Atherosclerosis is a process in which the walls of your arteries thicken due to calcification.
This thickening can lead to narrowing of the blood vessel and problems with blood flow to
organs and tissues.
- LDL: wordt in een plaque omgezet in geoxideerd LDL, en dit oxLDL wordt
opgenomen door macrofagen wat leidt tot vorming van foam cellen.
- Foam cells: Lipid loaded macrophages and SMC
Factors influencing fluid movement across capillary walls
-Increased hydrostatic pressure
-Reduced osmotic pressure
-Lymphatic obstruction.
Oedeem vorming: hartfalen rechterkant.
Chapter 5: Neoplasia.
Cancer is a genetic defect when one genetic defect has happened other genetic defects
will occur.
Repeated mutations lead to new characteristics: both gain of function (grow even more
rapidly) as well as loss of function is possible.
, Two types of tumors
- Benign (good) tumors: sharply bordered, stay local well differentiated (no de-
differentiation), slow progress often encapsulated
- Malignant (bad): infiltration in surrounding tissue metastasis to other tissue sometimes
rapid growth (some grow slowly).
A malignant or benign tumor look very different under the microscope. Malignant big nucleus
lots of cells. Benign small nucleus, less cells, often encapsulated and there is no metastasis.

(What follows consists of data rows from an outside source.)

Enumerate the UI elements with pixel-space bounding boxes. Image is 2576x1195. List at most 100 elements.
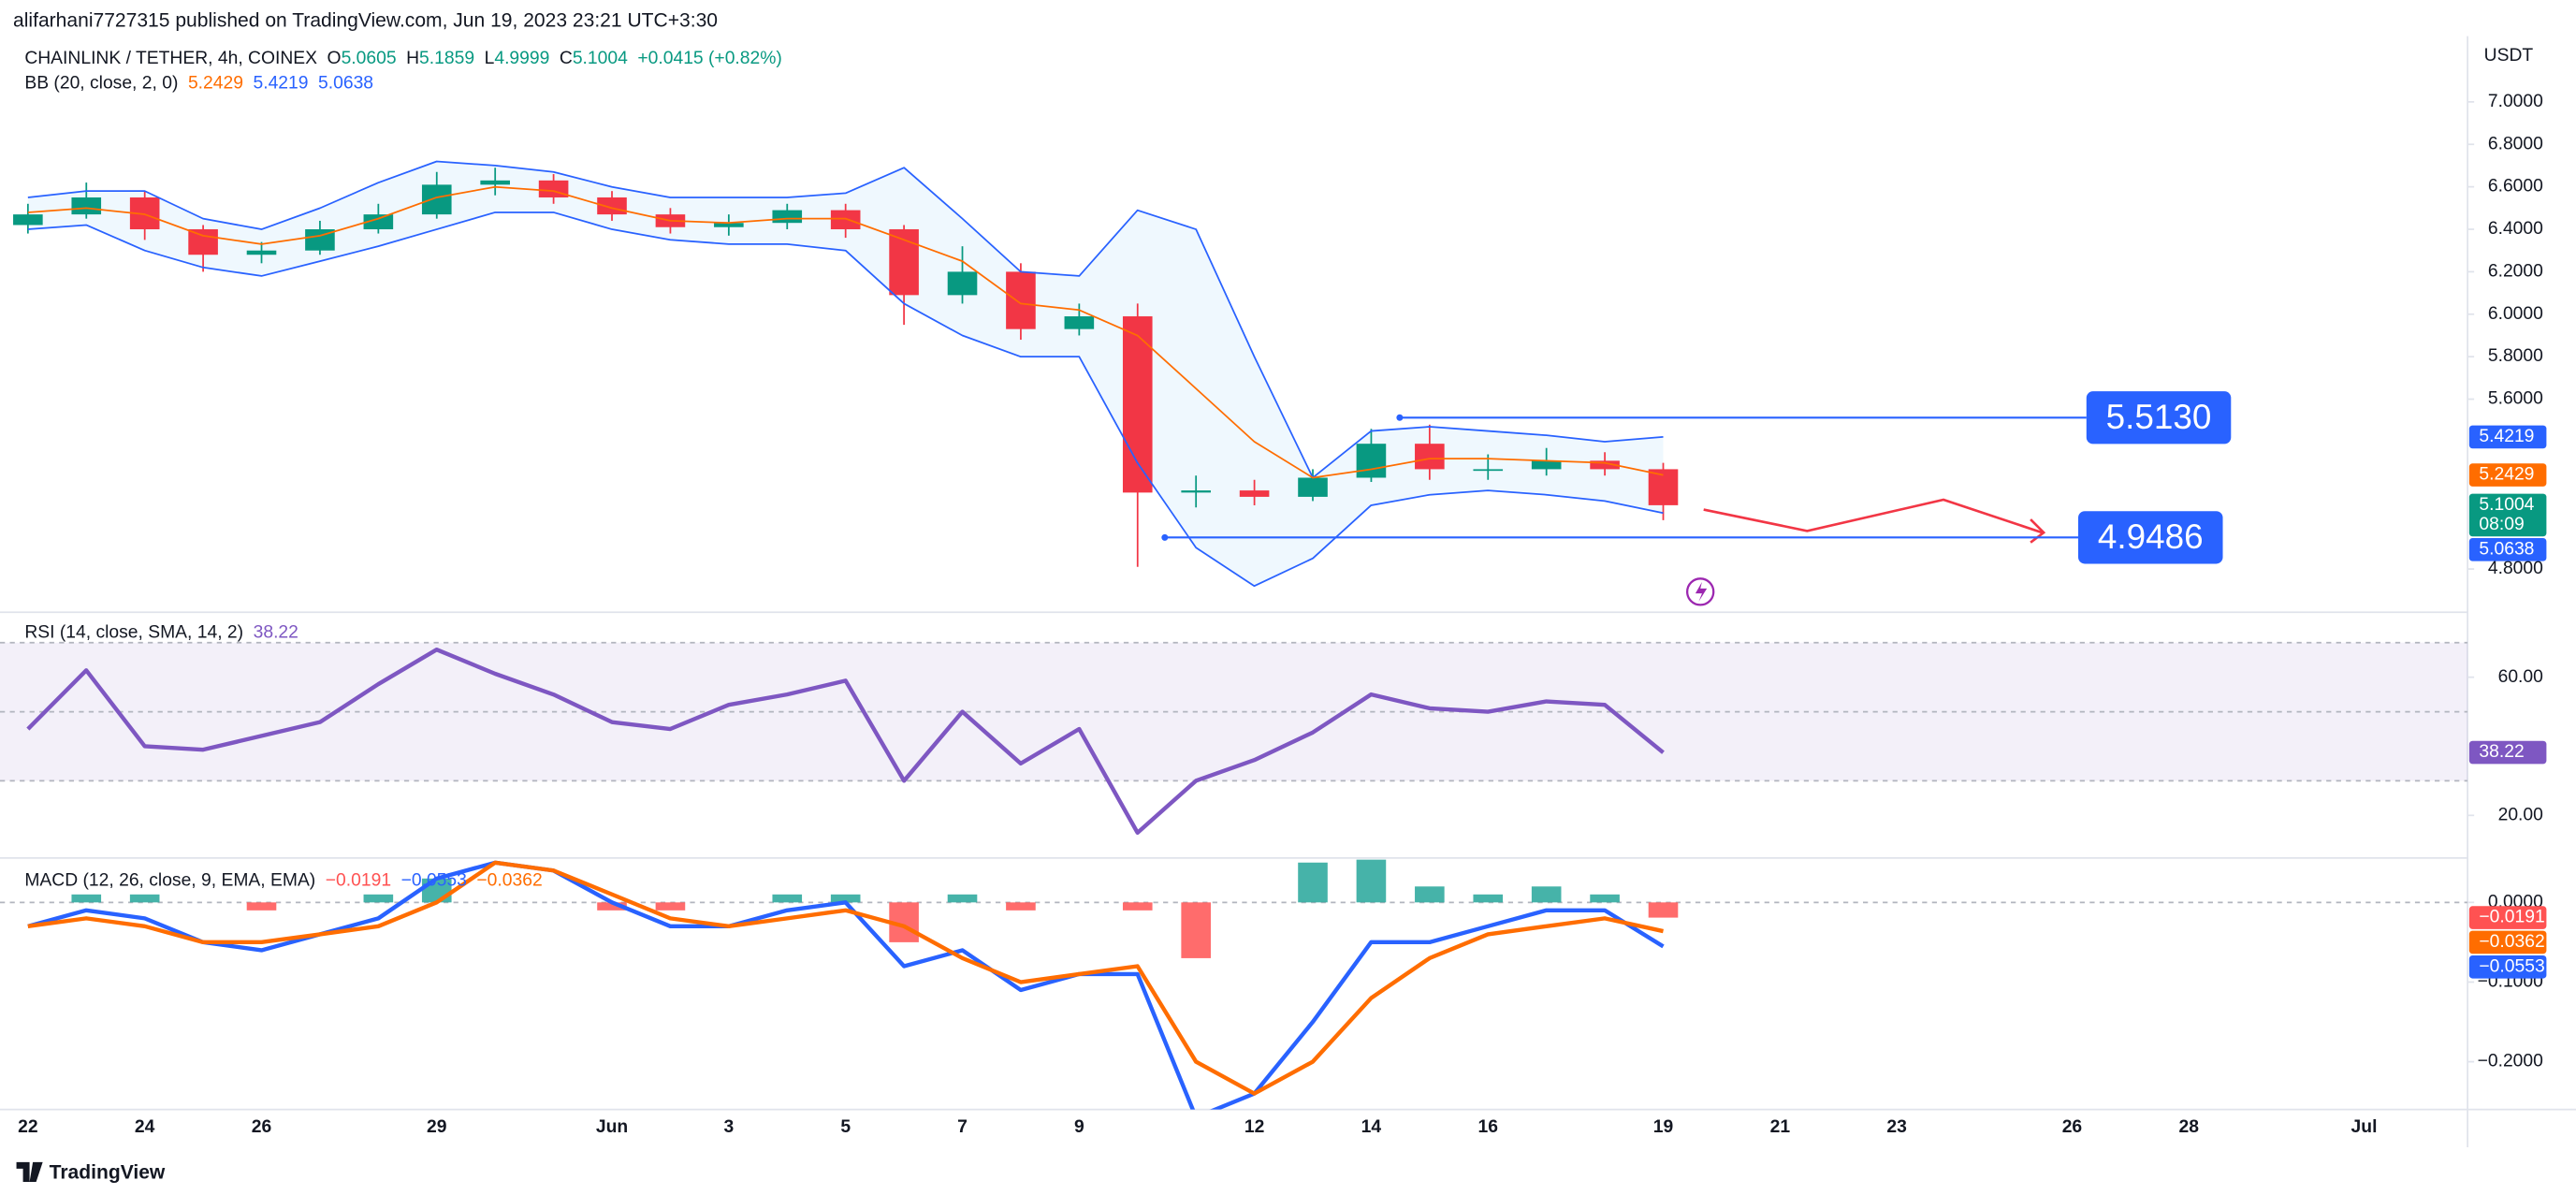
indicator-value: 5.4219 — [253, 74, 308, 94]
candle-body — [714, 223, 744, 227]
indicator-value: 5.2429 — [188, 74, 243, 94]
brand: TradingView — [16, 1161, 166, 1184]
projection-arrow — [1703, 498, 2043, 534]
histogram-bar — [363, 894, 394, 903]
publisher: alifarhani7727315 published on TradingVi… — [13, 9, 718, 31]
ohlc-value: 5.0605 — [342, 49, 397, 68]
y-tick-label: 6.2000 — [2488, 261, 2543, 281]
candle-body — [1122, 316, 1153, 493]
candle-body — [71, 197, 102, 215]
legend-title: RSI (14, close, SMA, 14, 2) — [24, 622, 243, 642]
legend-title: CHAINLINK / TETHER, 4h, COINEX — [24, 49, 317, 68]
histogram-bar — [1473, 894, 1504, 903]
level-label: 4.9486 — [2098, 517, 2204, 556]
overlay: 22 24 26 29 Jun 3 5 7 9 12 14 16 19 21 23 26 28 Jul 7.0000… — [18, 46, 2547, 1137]
rsi-line — [26, 647, 1665, 836]
candle-body — [13, 214, 43, 226]
x-tick-label: 7 — [957, 1117, 968, 1137]
x-tick-label: 26 — [252, 1117, 272, 1137]
price-tag-label: 5.0638 — [2479, 539, 2534, 559]
candle-body — [772, 210, 803, 224]
histogram-bar — [1531, 886, 1562, 903]
ohlc-letter: L — [485, 49, 495, 68]
legend-value: 38.22 — [254, 622, 298, 642]
candle-body — [1648, 469, 1679, 505]
candle-body — [480, 180, 510, 185]
x-tick-label: 28 — [2179, 1117, 2200, 1137]
price-tag-label: 5.2429 — [2479, 465, 2534, 485]
bb-line — [27, 160, 1664, 479]
price-tag — [2468, 930, 2547, 955]
y-tick-label: 6.0000 — [2488, 304, 2543, 324]
price-tag-label: 5.4219 — [2479, 427, 2534, 446]
candle-body — [947, 271, 978, 296]
histogram-bar — [1181, 902, 1211, 958]
histogram-bar — [1415, 886, 1445, 903]
candle-body — [1356, 444, 1387, 478]
x-tick-label: 19 — [1653, 1117, 1674, 1137]
histogram-bar — [1648, 902, 1679, 918]
x-tick-label: 16 — [1478, 1117, 1499, 1137]
histogram-bar — [1356, 859, 1387, 903]
brand-name: TradingView — [50, 1162, 166, 1184]
level-handle — [1161, 533, 1169, 541]
histogram-bar — [830, 894, 861, 903]
price-tag — [2468, 740, 2547, 765]
legend-value: −0.0362 — [476, 871, 542, 891]
price-tag — [2468, 463, 2547, 487]
y-tick-label: 6.6000 — [2488, 177, 2543, 197]
price-tag-label: −0.0362 — [2479, 932, 2544, 952]
candle-body — [1064, 316, 1095, 329]
candle-body — [1181, 490, 1211, 493]
x-tick-label: Jul — [2351, 1117, 2378, 1137]
ohlc-value: +0.0415 (+0.82%) — [637, 49, 781, 68]
candle-body — [246, 250, 277, 255]
histogram-bar — [246, 902, 277, 911]
level-handle — [1396, 414, 1404, 421]
arrow-head — [2030, 518, 2046, 544]
candle-body — [1298, 477, 1328, 497]
bb-line — [27, 185, 1664, 479]
histogram-bar — [947, 894, 978, 903]
price-tag — [2468, 955, 2547, 979]
ohlc-value: 4.9999 — [494, 49, 549, 68]
price-pane — [13, 160, 1679, 588]
x-tick-label: 23 — [1886, 1117, 1907, 1137]
x-tick-label: 12 — [1244, 1117, 1264, 1137]
x-tick-label: Jun — [596, 1117, 628, 1137]
y-tick-label: 6.4000 — [2488, 219, 2543, 239]
legend: CHAINLINK / TETHER, 4h, COINEX O5.0605 H5.… — [24, 49, 782, 68]
histogram-bar — [597, 902, 627, 911]
x-tick-label: 24 — [135, 1117, 155, 1137]
level-label: 5.5130 — [2106, 398, 2212, 436]
histogram-bar — [1006, 902, 1036, 911]
macd-pane — [0, 859, 2468, 1110]
histogram-bar — [129, 894, 160, 903]
y-tick-label: 60.00 — [2498, 667, 2543, 687]
candle-body — [1006, 271, 1036, 329]
price-tag-label: −0.0191 — [2479, 908, 2544, 927]
histogram-bar — [1590, 894, 1620, 903]
x-tick-label: 9 — [1074, 1117, 1084, 1137]
price-tag — [2468, 425, 2547, 449]
y-tick-label: 7.0000 — [2488, 92, 2543, 111]
countdown: 08:09 — [2479, 515, 2524, 534]
ohlc-letter: C — [560, 49, 573, 68]
indicator-value: 5.0638 — [318, 74, 373, 94]
histogram-bar — [1122, 902, 1153, 911]
candle-body — [188, 229, 218, 255]
y-tick-label: 6.8000 — [2488, 134, 2543, 153]
y-axis-label: USDT — [2484, 46, 2534, 66]
histogram-bar — [421, 878, 452, 903]
price-tag-label: 5.1004 — [2479, 495, 2534, 515]
candle-body — [305, 229, 335, 251]
brand-logo — [16, 1161, 43, 1182]
x-tick-label: 21 — [1770, 1117, 1791, 1137]
histogram-bar — [772, 894, 803, 903]
x-tick-label: 26 — [2062, 1117, 2083, 1137]
y-tick-label: 5.6000 — [2488, 389, 2543, 409]
candle-body — [1415, 444, 1445, 470]
price-tag — [2468, 538, 2547, 561]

And benign has large cytoplasm and malignant not. Benign tumor is good but it can be
damaging. If a benign tumor is next to a blood vessel it can be life-threatening. Gigantism
by benign tumor is hypophysis (pituitary) (production of growth hormone by the tumor)

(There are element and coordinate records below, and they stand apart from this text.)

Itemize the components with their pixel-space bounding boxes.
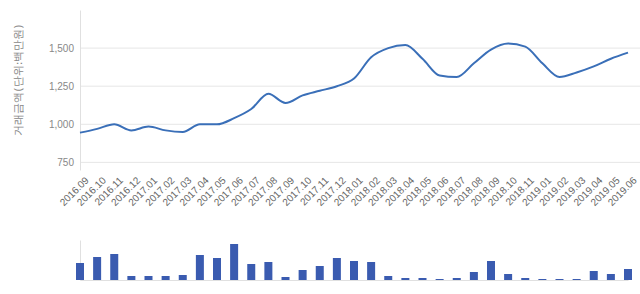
grid xyxy=(80,48,640,162)
price-line xyxy=(80,44,628,133)
volume-bar xyxy=(93,257,101,280)
x-axis: 2016.092016.102016.112016.122017.012017.… xyxy=(58,170,640,208)
y-tick-label: 1,000 xyxy=(49,119,74,130)
grid-line xyxy=(80,124,640,125)
grid-line xyxy=(80,86,640,87)
chart-canvas: 750 1,000 1,250 1,500 2016.092016.102016.112… xyxy=(0,0,640,294)
volume-bar xyxy=(127,276,135,280)
y-axis-line xyxy=(80,11,81,171)
volume-bar xyxy=(419,278,427,280)
volume-bar xyxy=(367,262,375,280)
volume-bar xyxy=(384,276,392,280)
x-tick: 2019.06 xyxy=(606,170,640,208)
y-tick: 1,500 xyxy=(49,43,80,54)
volume-bar xyxy=(350,261,358,280)
y-tick-label: 1,500 xyxy=(49,43,74,54)
y-tick: 750 xyxy=(57,157,80,168)
plot-marks xyxy=(76,244,632,280)
volume-bar xyxy=(213,258,221,280)
y-tick-label: 750 xyxy=(57,157,74,168)
grid-line xyxy=(80,162,640,163)
y-axis-title: 거래금액(단위:백만원) xyxy=(12,24,25,135)
volume-bar xyxy=(401,278,409,280)
y-tick: 1,000 xyxy=(49,119,80,130)
volume-bar xyxy=(316,266,324,280)
y-tick-label: 1,250 xyxy=(49,81,74,92)
volume-bar xyxy=(299,270,307,280)
volume-bar xyxy=(573,279,581,280)
y-tick: 1,250 xyxy=(49,81,80,92)
volume-bar xyxy=(282,277,290,280)
volume-bar xyxy=(607,274,615,280)
volume-bar xyxy=(179,275,187,280)
x-axis-line xyxy=(81,280,629,281)
volume-bar xyxy=(196,255,204,280)
volume-bar xyxy=(333,258,341,280)
volume-bar xyxy=(538,279,546,280)
volume-bar xyxy=(162,276,170,280)
volume-bar xyxy=(264,262,272,280)
volume-bar xyxy=(590,271,598,280)
chart-bar xyxy=(76,241,632,281)
y-axis: 750 1,000 1,250 1,500 xyxy=(49,11,81,171)
volume-bar xyxy=(230,244,238,280)
volume-bar xyxy=(470,272,478,280)
volume-bar xyxy=(487,261,495,280)
grid-line xyxy=(80,48,640,49)
volume-bar xyxy=(521,278,529,280)
volume-bar xyxy=(504,274,512,280)
plot-marks xyxy=(80,44,628,133)
volume-bar xyxy=(247,264,255,280)
volume-bar xyxy=(436,279,444,280)
volume-bar xyxy=(556,279,564,280)
x-tick-label: 2019.06 xyxy=(606,174,640,208)
volume-bar xyxy=(145,276,153,280)
volume-bar xyxy=(453,278,461,280)
x-axis-line xyxy=(81,170,629,171)
chart-line: 750 1,000 1,250 1,500 2016.092016.102016.112… xyxy=(49,11,640,208)
volume-bar xyxy=(76,263,84,280)
volume-bar xyxy=(624,269,632,280)
volume-bar xyxy=(110,254,118,280)
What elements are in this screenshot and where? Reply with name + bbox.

Malignant tumors 4 Main groups (dependent on tissue of origin):
Carcinoma Originating from epithelial cells (epithelial cells are between the outside and
the inside environment -> skin)
Sarcoma Originating from mesenchymal tissue (fat-, muscle-, bone- & connecting
tissue)
Leukemia Originating from leucocytes
Lymphoma Originating from lymphoid tissue
Metastasis = cancer spreads to a different body part from where it started.
Teratoma: Tumor that arises in the germinal cells and it is originate from undifferentiated
stem cells. These tumors mostly go to the embryonic state. A cell can de-differentiate to an
embryonic germ cell and than differentiate again (stem cells). The stem cells can transform in
all kind of tissues or cells.
Tumor cells that originate from different germ layer behave differently. The tumor
goes back to the embryonic state to become stem cells and the tumors act in 3
different layers.
Ectoderm -> brain, skin and some other tissues.
Endoderm -> Blood vessels and intestinal form.
Mesoderm -> Fat and muscles. The tumor cells can go back to that stage
Morphology of a tumor
-Well-differentiated malignant tumor:
*Little variation in cell shape, later cytoplasm, cell resemble other cells in surrounding
tissue.
-Badly-Differentiates malignant tumor:
*More variation in cell mythology, nucleus/cytoplasm ratio varies strongly
-Undifferentiated (anaplastic) malignant tumor:
*Cells do not resemble the surrounding tissue, huge variation in cell morphology.
Dysplasia: Increased cell division, associated with incomplete maturation.
Anaplasia = growth of undifferentiated cells
Apoptosis and tumor growth
Tumors can be divided very fast but it can also be broken down fast apoptosis.
- Bcl-2 is a gene that blocks apoptosis
- Bcl-2 = oncogene Increased expression -> less apoptosis -> tumor growth
Carcinoma in situ -> Basement membrane is intact. When a tumor is not in situ it is not in
the same place anymore than this is a bad prognosis.